The tough job of "porn spotters"
The device isn't intended to be used by your average citizen, however, but by China's "Jian huang shi," or "porn appraisers" who monitor videos and photos posted on the internet or social media platforms to spot explicit content.
Each time an indecent photo appeared, an alarm went off, signaling the neural spike in the wearer.
Worn on the head by the subject, the device can pick up a spike in brainwaves triggered by explicit content, according to the researchers.
The main issue with porn spotters, whose job it is to search the internet for illegal explicit content, is human fatigue.
Sitting in front of a screen and flipping through images all day can dull the mind, making the spotters miss some of the targeted content they are required to remove. Additionally, fatigue can also affect the amount of content they could manage consecutively over time.
A myriad of ethical problems
Using the helmet, a Jian huang shi only needs to sit in front of a screen passively, and the device would work independently to cover a large amount of rapidly changing content until the censor device blinked.
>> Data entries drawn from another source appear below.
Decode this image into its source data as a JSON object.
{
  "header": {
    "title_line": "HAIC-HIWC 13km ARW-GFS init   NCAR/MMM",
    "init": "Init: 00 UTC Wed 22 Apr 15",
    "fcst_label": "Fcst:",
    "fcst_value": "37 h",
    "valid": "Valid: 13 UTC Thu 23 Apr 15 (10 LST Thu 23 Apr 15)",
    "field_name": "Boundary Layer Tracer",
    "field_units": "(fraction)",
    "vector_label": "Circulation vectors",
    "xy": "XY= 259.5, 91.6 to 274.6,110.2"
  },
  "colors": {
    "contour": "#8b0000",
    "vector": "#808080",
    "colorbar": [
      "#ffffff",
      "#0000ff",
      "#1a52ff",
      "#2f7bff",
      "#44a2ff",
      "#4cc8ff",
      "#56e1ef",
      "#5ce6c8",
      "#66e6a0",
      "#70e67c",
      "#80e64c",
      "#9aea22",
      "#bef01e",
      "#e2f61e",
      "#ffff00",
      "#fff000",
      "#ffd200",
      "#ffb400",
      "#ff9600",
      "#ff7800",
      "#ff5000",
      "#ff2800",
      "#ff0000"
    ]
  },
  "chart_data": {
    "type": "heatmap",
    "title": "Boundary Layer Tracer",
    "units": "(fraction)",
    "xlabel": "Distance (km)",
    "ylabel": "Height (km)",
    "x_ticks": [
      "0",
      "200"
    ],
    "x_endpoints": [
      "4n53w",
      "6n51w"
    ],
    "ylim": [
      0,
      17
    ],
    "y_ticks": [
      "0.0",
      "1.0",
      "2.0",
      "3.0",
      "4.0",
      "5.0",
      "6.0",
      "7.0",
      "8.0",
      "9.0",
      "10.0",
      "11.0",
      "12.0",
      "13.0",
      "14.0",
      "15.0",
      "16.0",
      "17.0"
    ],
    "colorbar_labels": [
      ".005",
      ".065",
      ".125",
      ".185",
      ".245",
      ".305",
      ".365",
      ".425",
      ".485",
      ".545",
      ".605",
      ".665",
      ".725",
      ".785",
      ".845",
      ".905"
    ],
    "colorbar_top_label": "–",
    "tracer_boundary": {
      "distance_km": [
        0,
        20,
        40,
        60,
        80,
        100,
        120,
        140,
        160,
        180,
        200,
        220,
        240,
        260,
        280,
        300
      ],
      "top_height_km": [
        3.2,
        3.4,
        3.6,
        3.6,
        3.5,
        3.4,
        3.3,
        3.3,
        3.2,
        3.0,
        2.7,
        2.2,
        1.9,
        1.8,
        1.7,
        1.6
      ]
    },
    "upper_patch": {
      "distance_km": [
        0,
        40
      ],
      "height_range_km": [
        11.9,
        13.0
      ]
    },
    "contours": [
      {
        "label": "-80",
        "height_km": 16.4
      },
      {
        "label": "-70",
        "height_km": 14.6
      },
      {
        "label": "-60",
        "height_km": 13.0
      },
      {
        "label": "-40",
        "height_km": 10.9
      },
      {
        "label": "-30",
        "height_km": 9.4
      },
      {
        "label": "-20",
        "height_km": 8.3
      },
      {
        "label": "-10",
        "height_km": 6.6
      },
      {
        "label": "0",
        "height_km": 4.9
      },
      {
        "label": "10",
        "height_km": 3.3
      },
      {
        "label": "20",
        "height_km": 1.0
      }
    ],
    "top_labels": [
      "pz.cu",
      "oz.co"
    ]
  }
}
A researcher studying brain-machine interface at the University of Science and Technology of China in Hefei, Anhui, said the technology could cause ethical problems, such as privacy infringement.
“There is no law to regulate the use of such devices or protect the data they collected,” the researcher, who asked not to be named, told the South China Morning Post.
“There is no law to regulate the use of such devices or protect the data they collected.brain-machine interface researcher
In some countries, including China, watching porn is a crime. Chinese authorities and companies have been using artificial intelligence, among other methods, to flag said content.
Any kind of sexually graphic content has long been illegal in China, whether it’s visual or literary. In 2018, a writer under the pseudonym Tianyi was sentenced to 10 years in prison for selling 7,000 copies of an erotic novel that contained “graphic depictions of male homosexual sex scenes,” according to the South China Morning Post.
The most intense censorship campaign, called “sweep porn and attack rumors,” came under President Xi Jinping’s government in 2014.
The then-new campaign not only promised to arrest website operators, but also banned the use of television satellite equipment that allowed access to foreign broadcasts, confiscated hundreds of thousands of illegal publications in print, and prosecuted what officials called “fake journalists” along the way.
China's stances on sex
The Chinese government has long expressed its politics through public stances on sex, the Cultural Revolution of the 1960s and 70s dubbed sex as "distracting the proletariat" from the Marxist cause.
The state urged contraception and even the sale of sex toys while implementing the one-child policy in the 80s.
Similarly, its campaigns against pornography have more in mind than just concern over young men's health and people's sexual life.
Yet today, the Chinese government, armed with cutting-edge technologies, has the power to monitor and intrude on people’s private affairs in ways that the Communist party never could, and it has shown no hesitation in doing so.